«Есть люди, которые проводят целые дни, подставляя свое тело солнцу, тренируя его, заботясь о нем. Что может быть полезнее для атлета, чем с утра до вечера наращивать свою физическую силу и тренировать свои мускулы, ведь этому занятию они посвятили свою жизнь? Но и мы, готовящие свою душу к жизни в гражданской общине, не сможем лучше употребить свое время, нежели целиком посвятив его решению избранной нами задачи. В самом деле, тот, кто поставил перед собой цель быть полезным согражданам и всему человечеству, не найдет лучшего способа преуспеть и усовершенствоваться в этом, чем с головой уйти в работу и по мере своих способностей служить общим и частным интересам»[118].

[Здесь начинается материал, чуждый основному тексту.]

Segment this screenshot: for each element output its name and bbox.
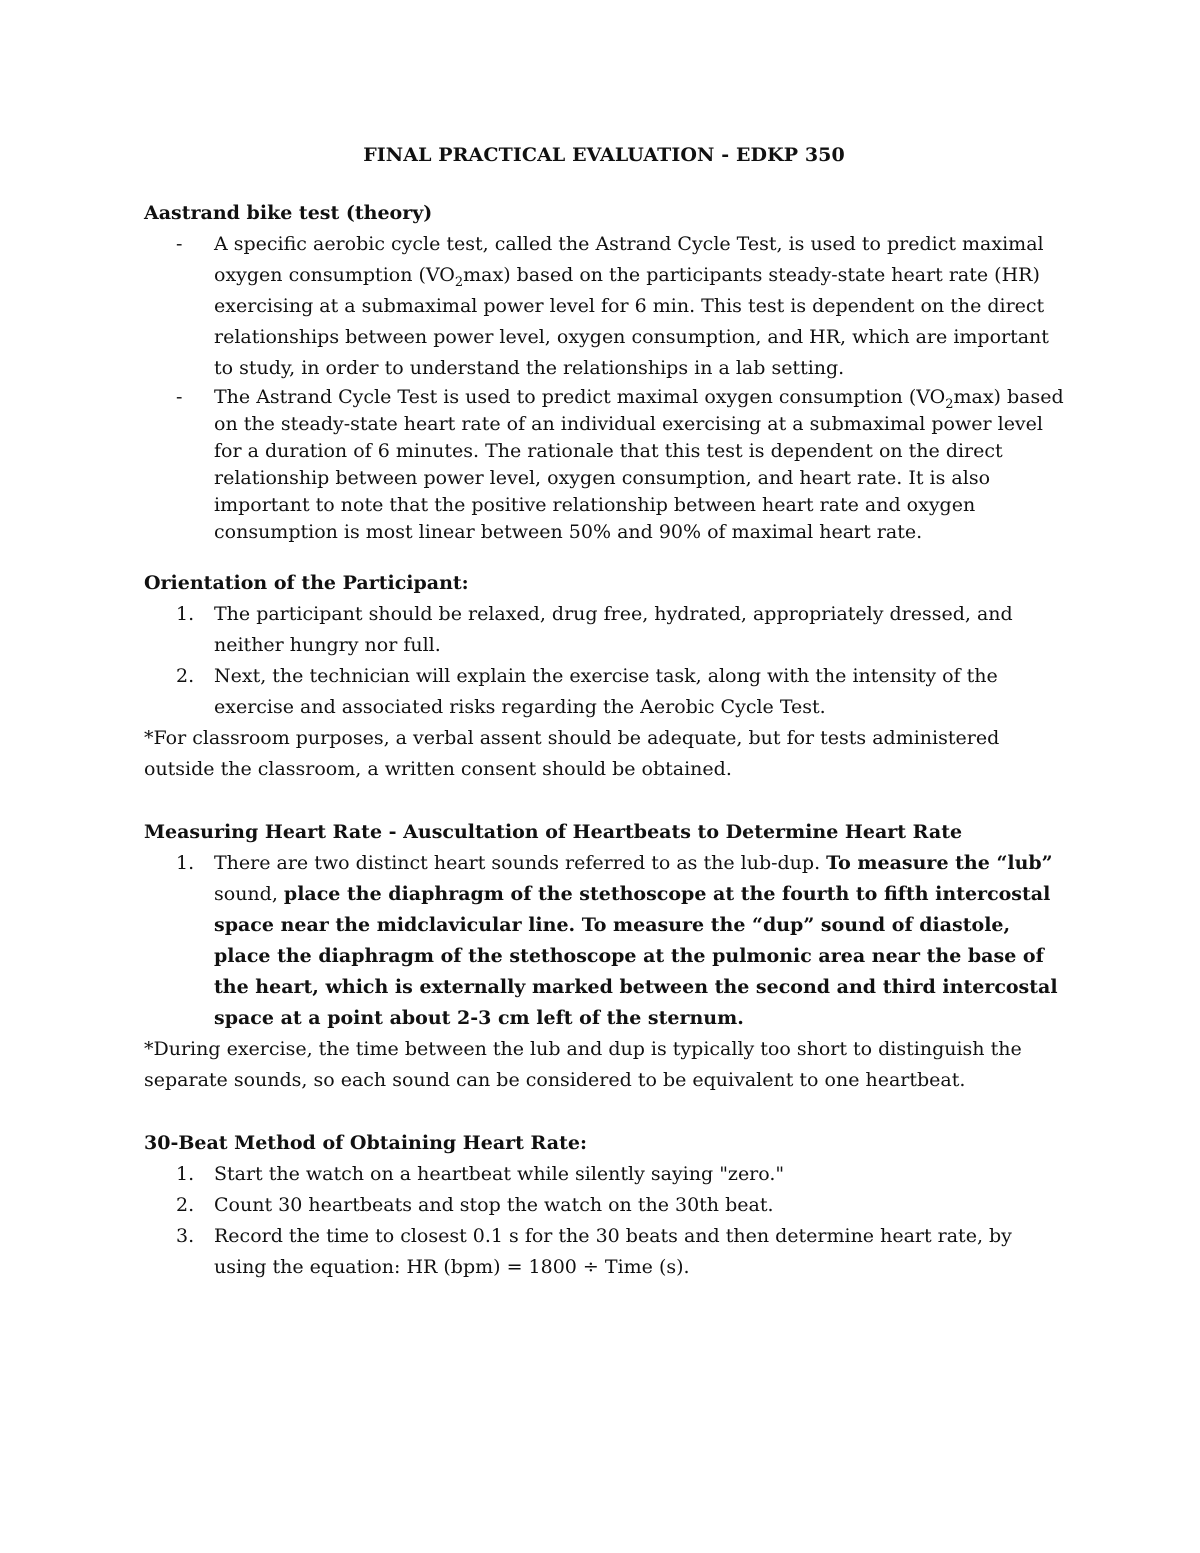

Сравнение политической деятельности со спортом не отличается оригинальностью, как не отличалась оригинальностью и система философских взглядов Афинодора, однако напоминание некоторых общих мест о связи политики с моралью наверняка принесло его ученику определенную пользу. В то же время Афинодор советовал не принимать участия в общественной жизни, подвергая опасности целостность своей добродетели, и восхвалял ученый досуг, служащий общим интересам. Иными словами, он выбрал для себя роль советника при тех, кто обладал государственной властью. Он учил, что можно быть полезным республике, не только «выдвигая кандидатов, защищая обвиняемых, решая вопросы войны и мира», но и побуждая молодежь отвратиться от порока и обратиться к практической добродетели.
Наконец, он сурово осуждал суету, заставляющую людей «строить одно, разрушать другое, плыть против течения, поворачивать реки и бороться с преградами на суше, понапрасну расходуя время, которое природа велит нам тратить с пользой». Возможно, в перечислении мероприятий, которые служили мишенью для критики многих моралистов того времени, в частности, Саллюстия и Горация, содержался намек на гигантские проекты Юлия Цезаря, намеревавшегося повернуть вспять течение Тибра, чтобы расширить центральную часть Рима, осушить Помптинские болота и прорыть сеть каналов, и приказавшего разрушить почти полностью достроенную виллу, не оправдавшую его ожиданий. Поскольку Август не стал воплощать в жизнь ни один из этих фантастических замыслов, логично предположить, что уроки философа не прошли для него бесследно. Это же подтверждает его явная склонность и умение ценить досуг.
После победы при Акциуме Афинодор стал требовать отставки. По всей видимости, он сопровождал бывшего ученика в поездке по Египту, но теперь, когда война завершилась, мечтал вернуться домой. В качестве прощального подарка он преподнес Цезарю Октавиану последний совет: в минуты гнева, учил он, прежде чем предпринять что бы то ни было, произнеси про себя весь латинский алфавит. Но Цезарь задержал его возле себя еще на год, использовав в качестве довода греческий стих: «Молчание — вот самая безопасная награда»[119]. Затем он позволил ему уехать в Тарc, наделив значительной властью над согражданами.
Эстафету Афинодора принял Арий, с которым Цезарь познакомился в Александрии. Там же он впервые встретился с его сыновьями Дионисием и Никанором и еще одним философом, Ксенархом, скорее всего, приверженцем школы стоицизма.
Все это говорит о том, что в тот момент, когда Цезарь закладывал решающие основы своей власти, он находился под влиянием философских учений — может быть, не высшей пробы, но зато понятных и легко приложимых к практике. Похоже, что беседы с «придворными» философами наложили определенный отпечаток на его деятельность политика, но еще более вероятно, что они стали для него источником моральных сил, необходимых, чтобы нести бремя власти.